On 07/24/2017 06:37 PM, Kirill A. Shutemov wrote:
> On Mon, Jul 24, 2017 at 06:25:58PM +0300, Andrey Ryabinin wrote:
>> KASAN fills kernel page tables with repeated values to map several
>> TBs of the virtual memory to the single kasan_zero_page:
>> kasan_zero_p4d ->
>> kasan_zero_pud ->
>> kasan_zero_pmd->
>> kasan_zero_pte->
>> kasan_zero_page
>>
>> Walking the whole KASAN shadow range takes a lot of time, especially
>> with 5-level page tables. Since we already know that all kasan page tables
>> eventually point to the kasan_zero_page we could call note_page()
>> right and avoid walking lower levels of the page tables.
>> This will not affect the output of the kernel_page_tables file,
>> but let us avoid spending time in page table walkers:
>>
>> Before:
>> time cat /sys/kernel/debug/kernel_page_tables > /dev/null
>>
>> real 0m55.855s
>> user 0m0.000s
>> sys 0m55.840s
>>
>> After:
>> time cat /sys/kernel/debug/kernel_page_tables > /dev/null
>>
>> real 0m0.054s
>> user 0m0.000s
>> sys 0m0.054s
>>
>> Signed-off-by: Andrey Ryabinin <aryabinin@xxxxxxxxxxxxx>
>> ---
>> arch/x86/mm/dump_pagetables.c | 64 +++++++++++++++++++++++++++----------------
>> 1 file changed, 41 insertions(+), 23 deletions(-)
>>
>> diff --git a/arch/x86/mm/dump_pagetables.c b/arch/x86/mm/dump_pagetables.c
>> index b371ab68f2d4..5e3ac6fe6c9e 100644
>> --- a/arch/x86/mm/dump_pagetables.c
>> +++ b/arch/x86/mm/dump_pagetables.c
>> @@ -13,12 +13,12 @@
>> */
>>
>> #include <linux/debugfs.h>
>> +#include <linux/kasan.h>
>> #include <linux/mm.h>
>> #include <linux/init.h>
>> #include <linux/sched.h>
>> #include <linux/seq_file.h>
>>
>> -#include <asm/kasan.h>
>> #include <asm/pgtable.h>
>>
>> /*
>> @@ -302,23 +302,53 @@ static void walk_pte_level(struct seq_file *m, struct pg_state *st, pmd_t addr,
>> start++;
>> }
>> }
>> +#ifdef CONFIG_KASAN
>> +
>> +/*
>> + * This is an optimization for KASAN=y case.

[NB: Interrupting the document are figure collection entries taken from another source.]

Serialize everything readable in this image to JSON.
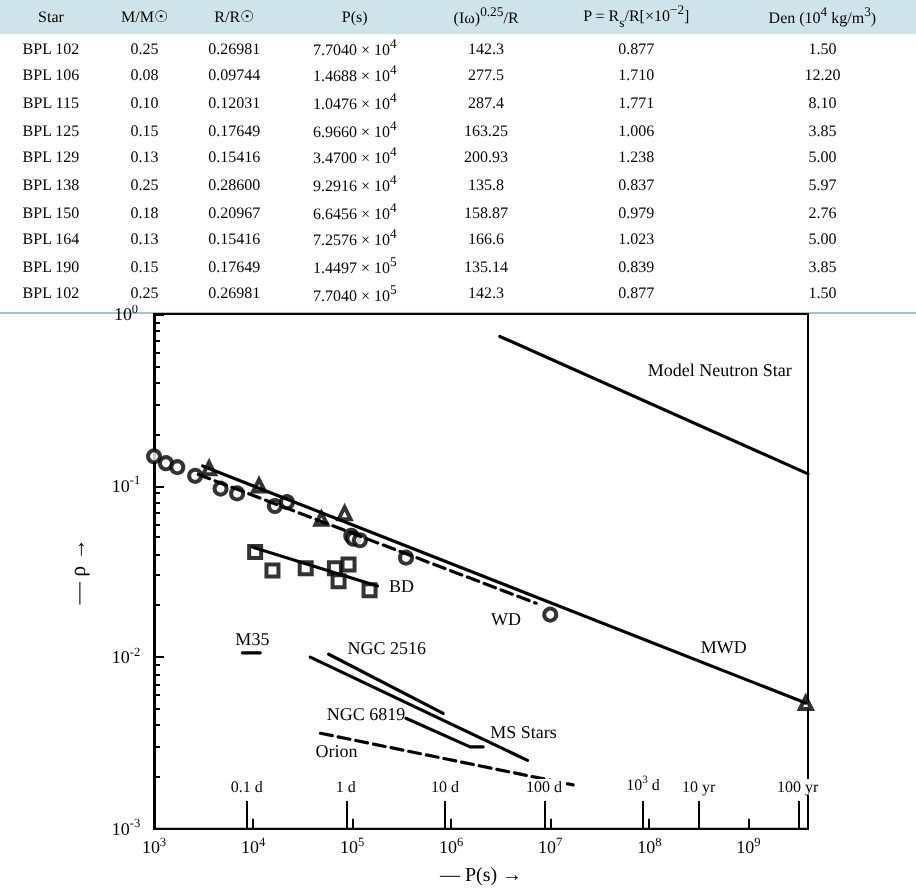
{
  "chart_data": [
    {
      "type": "other",
      "categories": [
        "Star",
        "M/M☉",
        "R/R☉",
        "P(s)",
        "(Iω)$^{0.25}$/R",
        "P = R$_{s}$/R[×10$^{−2}$]",
        "Den (10$^{4}$ kg/m$^{3}$)"
      ],
      "cell_labels": [
        [
          "BPL 102",
          "0.25",
          "0.26981",
          "7.7040 × 10$^{4}$",
          "142.3",
          "0.877",
          "1.50"
        ],
        [
          "BPL 106",
          "0.08",
          "0.09744",
          "1.4688 × 10$^{4}$",
          "277.5",
          "1.710",
          "12.20"
        ],
        [
          "BPL 115",
          "0.10",
          "0.12031",
          "1.0476 × 10$^{4}$",
          "287.4",
          "1.771",
          "8.10"
        ],
        [
          "BPL 125",
          "0.15",
          "0.17649",
          "6.9660 × 10$^{4}$",
          "163.25",
          "1.006",
          "3.85"
        ],
        [
          "BPL 129",
          "0.13",
          "0.15416",
          "3.4700 × 10$^{4}$",
          "200.93",
          "1.238",
          "5.00"
        ],
        [
          "BPL 138",
          "0.25",
          "0.28600",
          "9.2916 × 10$^{4}$",
          "135.8",
          "0.837",
          "5.97"
        ],
        [
          "BPL 150",
          "0.18",
          "0.20967",
          "6.6456 × 10$^{4}$",
          "158.87",
          "0.979",
          "2.76"
        ],
        [
          "BPL 164",
          "0.13",
          "0.15416",
          "7.2576 × 10$^{4}$",
          "166.6",
          "1.023",
          "5.00"
        ],
        [
          "BPL 190",
          "0.15",
          "0.17649",
          "1.4497 × 10$^{5}$",
          "135.14",
          "0.839",
          "3.85"
        ],
        [
          "BPL 102",
          "0.25",
          "0.26981",
          "7.7040 × 10$^{5}$",
          "142.3",
          "0.877",
          "1.50"
        ]
      ]
    },
    {
      "type": "line",
      "xlabel": "— P(s) →",
      "ylabel": "— ρ →",
      "log": "xy",
      "xlim": [
        1000,
        4000000000
      ],
      "ylim": [
        0.001,
        1
      ],
      "xticks": [
        {
          "value": 1000,
          "label": "10$^{3}$"
        },
        {
          "value": 10000,
          "label": "10$^{4}$"
        },
        {
          "value": 100000,
          "label": "10$^{5}$"
        },
        {
          "value": 1000000,
          "label": "10$^{6}$"
        },
        {
          "value": 10000000,
          "label": "10$^{7}$"
        },
        {
          "value": 100000000,
          "label": "10$^{8}$"
        },
        {
          "value": 1000000000,
          "label": "10$^{9}$"
        }
      ],
      "yticks": [
        {
          "value": 0.001,
          "label": "10$^{-3}$"
        },
        {
          "value": 0.01,
          "label": "10$^{-2}$"
        },
        {
          "value": 0.1,
          "label": "10$^{-1}$"
        },
        {
          "value": 1,
          "label": "10$^{0}$"
        }
      ],
      "ref_lines": [
        {
          "axis": "x",
          "value": 8640,
          "label": "0.1 d"
        },
        {
          "axis": "x",
          "value": 86400,
          "label": "1 d"
        },
        {
          "axis": "x",
          "value": 864000,
          "label": "10 d"
        },
        {
          "axis": "x",
          "value": 8640000,
          "label": "100 d"
        },
        {
          "axis": "x",
          "value": 86400000,
          "label": "10$^{3}$ d"
        },
        {
          "axis": "x",
          "value": 315000000,
          "label": "10 yr"
        },
        {
          "axis": "x",
          "value": 3150000000,
          "label": "100 yr"
        }
      ],
      "series": [
        {
          "type": "line",
          "name": "Model Neutron Star",
          "marker": "none",
          "line_style": "solid",
          "color": "#000000",
          "x": [
            3100000,
            4000000000
          ],
          "values": [
            0.74,
            0.117
          ]
        },
        {
          "type": "line",
          "name": "MWD",
          "marker": "none",
          "line_style": "solid",
          "color": "#000000",
          "x": [
            3100,
            3800000000
          ],
          "values": [
            0.13,
            0.0054
          ]
        },
        {
          "type": "line",
          "name": "WD",
          "marker": "none",
          "line_style": "dashed",
          "color": "#000000",
          "x": [
            2800,
            7200000
          ],
          "values": [
            0.116,
            0.0206
          ]
        },
        {
          "type": "scatter",
          "marker": "circle",
          "color": "#000000",
          "x": [
            1000,
            1320,
            1720,
            2600,
            4700,
            6900,
            16600,
            22000,
            98000,
            103000,
            120000,
            350000,
            10000000
          ],
          "values": [
            0.148,
            0.135,
            0.128,
            0.114,
            0.096,
            0.09,
            0.076,
            0.08,
            0.051,
            0.049,
            0.048,
            0.038,
            0.0177
          ]
        },
        {
          "type": "scatter",
          "marker": "triangle",
          "color": "#000000",
          "x": [
            3600,
            11500,
            49000,
            84000,
            3800000000
          ],
          "values": [
            0.126,
            0.1,
            0.064,
            0.069,
            0.0054
          ]
        },
        {
          "type": "scatter",
          "marker": "square",
          "color": "#000000",
          "x": [
            10500,
            15700,
            34000,
            67000,
            73000,
            92000,
            150000
          ],
          "values": [
            0.041,
            0.032,
            0.033,
            0.033,
            0.0277,
            0.0347,
            0.0245
          ]
        },
        {
          "type": "line",
          "name": "BD",
          "marker": "none",
          "line_style": "solid",
          "color": "#000000",
          "x": [
            9800,
            180000
          ],
          "values": [
            0.0438,
            0.026
          ]
        },
        {
          "type": "line",
          "name": "M35",
          "marker": "none",
          "line_style": "solid",
          "color": "#000000",
          "x": [
            7800,
            11800
          ],
          "values": [
            0.0106,
            0.0106
          ]
        },
        {
          "type": "line",
          "name": "NGC 2516",
          "marker": "none",
          "line_style": "solid",
          "color": "#000000",
          "x": [
            58000,
            830000
          ],
          "values": [
            0.0104,
            0.0047
          ]
        },
        {
          "type": "line",
          "name": "MS Stars",
          "marker": "none",
          "line_style": "solid",
          "color": "#000000",
          "x": [
            37800,
            5900000
          ],
          "values": [
            0.01,
            0.0025
          ]
        },
        {
          "type": "line",
          "name": "NGC 6819",
          "marker": "none",
          "line_style": "solid",
          "color": "#000000",
          "x": [
            350000,
            1550000,
            2100000
          ],
          "values": [
            0.0044,
            0.003,
            0.003
          ]
        },
        {
          "type": "line",
          "name": "Orion",
          "marker": "none",
          "line_style": "dashed",
          "color": "#000000",
          "x": [
            48000,
            17000000
          ],
          "values": [
            0.0036,
            0.0018
          ]
        }
      ]
    }
  ]
}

Since all kasan page tables
>> + * eventually point to the kasan_zero_page we could call note_page()
>> + * right away without walking through lower level page tables. This saves
>> + * us dozens of seconds (minutes for 5-level config) while checking for
>> + * W+X mapping or reading kernel_page_tables debugfs file.
>> + */
>> +static inline bool kasan_page_table(struct seq_file *m, struct pg_state *st,
>> + void *pt)
>> +{
>> + if (__pa(pt) == __pa(kasan_zero_pmd) ||
>> +#ifdef CONFIG_X86_5LEVEL
>> + __pa(pt) == __pa(kasan_zero_p4d) ||
>> +#endif
>> + __pa(pt) == __pa(kasan_zero_pud)) {
>> + pgprotval_t prot = pte_flags(kasan_zero_pte[0]);
>> + note_page(m, st, __pgprot(prot), 5);
>
> Hm. I don't think '5' is correct here. Shouldn't it be dependent on what
> page table we detected? Or just take it from caller?
>

No, 5 is correct, because all kasan page tables endup as a pte mapping of kasan_zero_page.
And pte is level 5.

Anything but 5 would give us incorrect output in the last column in the last column of the dump,
pmd,pud or p4d instead of correct pte.

Without the patch, if we stump on kasan page table we always endup with a note_page(..., 5) call.
With this patch we just avoid useless walks on lower levels of page tables, because we already know the end result,
so we just call note_page(.., 5) right away.